My site was getting significant amount of traffic until I transferred the domain from yahoo registrar to GoDaddy.com.

And i was enjoying better conversion rate from Yahoo visitor than Google and MSN does.

As Kinoli reiterated! now it is ranking only for domain name related keyword.

SEO Junkie
March 1, 2008 - 4:07am

I think they cater to serving up their own content and anything of the parasitic SEO variety.

A good serp should contain Wikipedia, Yahoo! Answers, Yahoo! Shopping, Flickr photos, and the 8th most relevant Del.icio.us page. :)

You forgot Yahoo! Local? I see it quite often on local searches.

Bad that no one is talking about how good Live results are.

Gregoryj83
March 1, 2008 - 3:55pm

I have also had issues with Yahoo rankings. It take the longest time period to get site changes picked up by Yahoo.

Decent rankings are also very difficult to sustain for newer sites, and the rankings seem to oscillate from 2 to 22 and back to 2 on a week by week basis. Do you know what causes this large variance?

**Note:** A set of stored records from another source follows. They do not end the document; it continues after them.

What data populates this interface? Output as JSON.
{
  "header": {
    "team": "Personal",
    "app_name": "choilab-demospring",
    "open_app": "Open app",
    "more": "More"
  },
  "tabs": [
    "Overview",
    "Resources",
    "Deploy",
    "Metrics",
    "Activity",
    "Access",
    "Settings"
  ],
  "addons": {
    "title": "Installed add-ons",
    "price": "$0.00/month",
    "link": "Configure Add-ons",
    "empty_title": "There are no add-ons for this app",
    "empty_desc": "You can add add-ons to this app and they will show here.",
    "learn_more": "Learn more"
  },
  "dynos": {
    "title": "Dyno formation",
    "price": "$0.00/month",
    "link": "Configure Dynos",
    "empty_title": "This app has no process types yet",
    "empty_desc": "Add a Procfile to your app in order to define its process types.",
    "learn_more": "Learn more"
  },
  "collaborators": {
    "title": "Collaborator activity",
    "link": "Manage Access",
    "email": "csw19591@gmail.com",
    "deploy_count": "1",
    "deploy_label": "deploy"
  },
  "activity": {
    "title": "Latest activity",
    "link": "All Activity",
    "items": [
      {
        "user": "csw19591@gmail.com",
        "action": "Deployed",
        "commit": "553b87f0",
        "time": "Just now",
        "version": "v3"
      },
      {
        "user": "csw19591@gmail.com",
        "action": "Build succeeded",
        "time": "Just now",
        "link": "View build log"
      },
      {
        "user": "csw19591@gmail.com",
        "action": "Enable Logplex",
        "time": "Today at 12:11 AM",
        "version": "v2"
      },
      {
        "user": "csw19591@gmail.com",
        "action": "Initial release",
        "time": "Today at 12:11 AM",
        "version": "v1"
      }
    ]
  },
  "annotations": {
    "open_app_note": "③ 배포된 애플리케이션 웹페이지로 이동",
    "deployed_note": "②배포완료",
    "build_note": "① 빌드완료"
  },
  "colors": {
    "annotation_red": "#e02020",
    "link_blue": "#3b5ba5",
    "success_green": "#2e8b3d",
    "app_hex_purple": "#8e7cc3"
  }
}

Aaron, I see that you're using the Digital Point keyword ranking tool. Do you think this is one of the better ones out there? I'm using Web CEO for most of my keyword tracking.

March 1, 2008 - 8:10pm

I use the DigitalPoint tool because I started using it because it was easy back then with the Google API key I had.

I might change what I use sometime this year, but that also has all my old historical data...between that and habit is why I never changed yet.

ehinchman
March 1, 2008 - 7:29pm

I thought yahoo hated me. Good to know I'm not the only one with this problem.

re4mat0r
May 20, 2008 - 7:19pm

You're right. It hated me to. It's bad!